You rest on your back, sheets drawn to your collarbone. You're not shy with him anymore, still, the gesture feels natural, a kind of softness after heat, as though wrapping your bare skin in cloth lets you lean into the feeling of safety.
He's watching you. He always watches, as though committing every line of your body to memory, as though memorisation could guard against loss. His gaze drags slowly from your face down to where your hand clutches the sheet, then back again. He does not smile, he rarely does, but his eyes are softened, dark and thoughtful, like he is trying to shape words but cannot yet find them.
You stretch a little, catlike, and your knee brushes against his thigh. The faintest shift of muscle tightens beneath your touch.
“Are you staring at me?” you murmur, breaking the hush.
His lips twitch, just barely. “I am,” he admits. His voice is low, warm, frayed at the edges, still rough.
“You make it sound like a sin.”
“Perhaps it is.”
“Then we are both guilty.”
That pulls a sound from him, soft and close to a laugh, though he smothers it almost immediately with a shake of his head. Louis leans down instead, brushing his mouth over your temple, the tip of your cheekbone. He lingers there, his breath cool against your skin, the faintest scrape of fang hidden, controlled.

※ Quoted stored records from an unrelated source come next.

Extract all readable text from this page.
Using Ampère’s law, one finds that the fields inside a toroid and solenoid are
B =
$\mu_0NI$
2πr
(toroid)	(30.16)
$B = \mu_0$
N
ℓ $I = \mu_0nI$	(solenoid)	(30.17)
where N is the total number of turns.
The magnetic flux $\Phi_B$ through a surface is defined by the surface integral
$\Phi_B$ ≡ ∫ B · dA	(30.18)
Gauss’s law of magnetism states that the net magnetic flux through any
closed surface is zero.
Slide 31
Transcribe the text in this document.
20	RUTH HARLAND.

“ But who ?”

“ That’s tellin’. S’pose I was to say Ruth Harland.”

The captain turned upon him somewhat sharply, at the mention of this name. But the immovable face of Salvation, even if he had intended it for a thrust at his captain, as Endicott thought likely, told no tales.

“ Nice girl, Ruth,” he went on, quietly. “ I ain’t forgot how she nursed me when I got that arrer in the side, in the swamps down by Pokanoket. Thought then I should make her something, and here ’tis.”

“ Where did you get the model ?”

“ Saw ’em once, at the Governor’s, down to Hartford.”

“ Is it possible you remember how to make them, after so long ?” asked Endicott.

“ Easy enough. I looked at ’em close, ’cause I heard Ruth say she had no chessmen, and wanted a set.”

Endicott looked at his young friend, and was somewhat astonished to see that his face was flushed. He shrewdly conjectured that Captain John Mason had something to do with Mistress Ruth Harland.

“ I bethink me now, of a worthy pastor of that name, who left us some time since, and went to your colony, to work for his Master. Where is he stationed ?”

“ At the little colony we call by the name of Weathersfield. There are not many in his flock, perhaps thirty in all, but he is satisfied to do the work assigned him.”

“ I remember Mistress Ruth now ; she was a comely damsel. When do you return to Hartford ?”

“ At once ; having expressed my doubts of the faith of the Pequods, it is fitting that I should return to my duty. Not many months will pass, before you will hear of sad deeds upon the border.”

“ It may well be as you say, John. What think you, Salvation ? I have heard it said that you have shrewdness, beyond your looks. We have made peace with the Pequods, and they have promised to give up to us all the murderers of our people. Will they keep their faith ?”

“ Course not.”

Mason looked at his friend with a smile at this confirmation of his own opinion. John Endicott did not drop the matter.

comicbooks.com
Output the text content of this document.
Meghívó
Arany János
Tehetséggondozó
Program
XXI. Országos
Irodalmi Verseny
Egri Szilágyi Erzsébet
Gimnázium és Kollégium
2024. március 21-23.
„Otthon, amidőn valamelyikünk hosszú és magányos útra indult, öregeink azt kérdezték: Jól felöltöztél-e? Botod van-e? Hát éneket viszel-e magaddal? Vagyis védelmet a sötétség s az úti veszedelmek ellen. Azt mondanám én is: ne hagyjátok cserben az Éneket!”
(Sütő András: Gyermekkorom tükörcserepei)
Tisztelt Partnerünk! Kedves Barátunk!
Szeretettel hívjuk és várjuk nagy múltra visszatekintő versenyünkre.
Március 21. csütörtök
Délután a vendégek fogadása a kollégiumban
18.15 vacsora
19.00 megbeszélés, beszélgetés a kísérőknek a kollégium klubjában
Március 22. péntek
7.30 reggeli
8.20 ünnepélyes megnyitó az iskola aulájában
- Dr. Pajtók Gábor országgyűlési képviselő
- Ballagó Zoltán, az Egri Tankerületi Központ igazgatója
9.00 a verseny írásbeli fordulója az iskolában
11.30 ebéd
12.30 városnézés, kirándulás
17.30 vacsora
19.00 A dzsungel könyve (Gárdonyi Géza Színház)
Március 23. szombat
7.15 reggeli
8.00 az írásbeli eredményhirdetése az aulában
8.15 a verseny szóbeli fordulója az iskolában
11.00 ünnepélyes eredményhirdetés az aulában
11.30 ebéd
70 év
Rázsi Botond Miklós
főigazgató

You’ve grown used to the differences between you, like the way his skin carries no heat of its own. You know it should unnerve you, that reminder of what he is, but it doesn’t. His restraint is as familiar to you as his touch.
He draws back just enough to look at you again. His hand trails along your collarbone, the weight of it feather-light, hesitant even now. Always hesitant, as if he fears pressing too hard, taking too much.
“You're very quiet tonight,” you say.
“And you would rather I chatter on endlessly?”
“I would rather you tell me what you're thinking.”
That earns you a long pause. His thumb brushes your shoulder, back and forth in a rhythm that betrays thought, a stalling habit.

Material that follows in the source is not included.